Top quality candidates don’t mind automated processes that let them prove their abilities in a fair environment; in fact, the welcome this, because it signals that the company is serious about hiring competency over credentials. This can be done in such a way that simultaneously introduces the candidate to a real-world work experience.
For example, Kumar explained that “We know how tech people like developers hate to answer the recruiter’s questions and how non-tech people get frustrated too. So, the pertinent question is, how can you enable a technical person to showcase who they are? The answer lies in bringing the environment they are used to work in and out. So, if you are able to replicate that work environment, then the candidates will showcase their true capability and come out as a winner…On the non-tech side as well, we try to simulate the first day on the job.”

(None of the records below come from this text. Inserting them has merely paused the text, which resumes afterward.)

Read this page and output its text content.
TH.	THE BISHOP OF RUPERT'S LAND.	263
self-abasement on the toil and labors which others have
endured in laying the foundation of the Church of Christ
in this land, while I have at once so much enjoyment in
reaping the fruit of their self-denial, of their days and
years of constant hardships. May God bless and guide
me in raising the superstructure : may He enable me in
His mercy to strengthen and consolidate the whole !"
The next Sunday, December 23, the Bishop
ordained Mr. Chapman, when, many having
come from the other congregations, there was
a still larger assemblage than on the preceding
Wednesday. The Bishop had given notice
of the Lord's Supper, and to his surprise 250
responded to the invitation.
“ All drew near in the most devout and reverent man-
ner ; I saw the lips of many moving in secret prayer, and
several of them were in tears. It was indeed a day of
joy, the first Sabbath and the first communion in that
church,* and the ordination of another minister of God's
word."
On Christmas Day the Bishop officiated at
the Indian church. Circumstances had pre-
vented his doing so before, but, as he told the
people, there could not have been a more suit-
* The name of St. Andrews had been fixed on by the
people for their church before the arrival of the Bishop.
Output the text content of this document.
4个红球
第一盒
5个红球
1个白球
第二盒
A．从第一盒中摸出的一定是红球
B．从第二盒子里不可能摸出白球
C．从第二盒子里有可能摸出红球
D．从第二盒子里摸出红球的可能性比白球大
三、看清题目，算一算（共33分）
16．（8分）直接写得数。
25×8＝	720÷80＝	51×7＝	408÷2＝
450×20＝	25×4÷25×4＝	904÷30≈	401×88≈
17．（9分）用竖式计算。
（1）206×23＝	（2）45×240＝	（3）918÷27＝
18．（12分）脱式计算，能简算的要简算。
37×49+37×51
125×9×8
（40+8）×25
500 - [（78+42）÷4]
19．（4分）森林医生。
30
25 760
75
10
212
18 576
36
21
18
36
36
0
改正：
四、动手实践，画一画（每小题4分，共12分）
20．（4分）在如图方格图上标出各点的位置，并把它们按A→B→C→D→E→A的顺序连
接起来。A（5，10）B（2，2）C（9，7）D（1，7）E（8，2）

This gives the candidate an awareness of what they are expected to do when they are hired, which “is shredding a lot of surprise factors before they join. This is actually beneficial down the line,” Kumar said.
With this assessment process completed, hiring managers know who they are hiring. This part of the process takes about 80% of the time. Hiring managers can then spend the remaining 20% “assessing the things that matter deeply…Through this quality conversation, hiring managers can find out if the candidate is the ‘right fit’ for their company.”
What is Glider’s most important innovation?
“Glider is placing talent as a leading analytic,” Kumar said. “Everyone should be given a fair chance on [the same] criteria…Our aim is to convey the message that if they go through Glider’s process, the candidate’s selection will indeed be genuine and competent. More importantly, our clients are able to scale their operations in terms of remote hiring. This has also catapulted our growth as well.”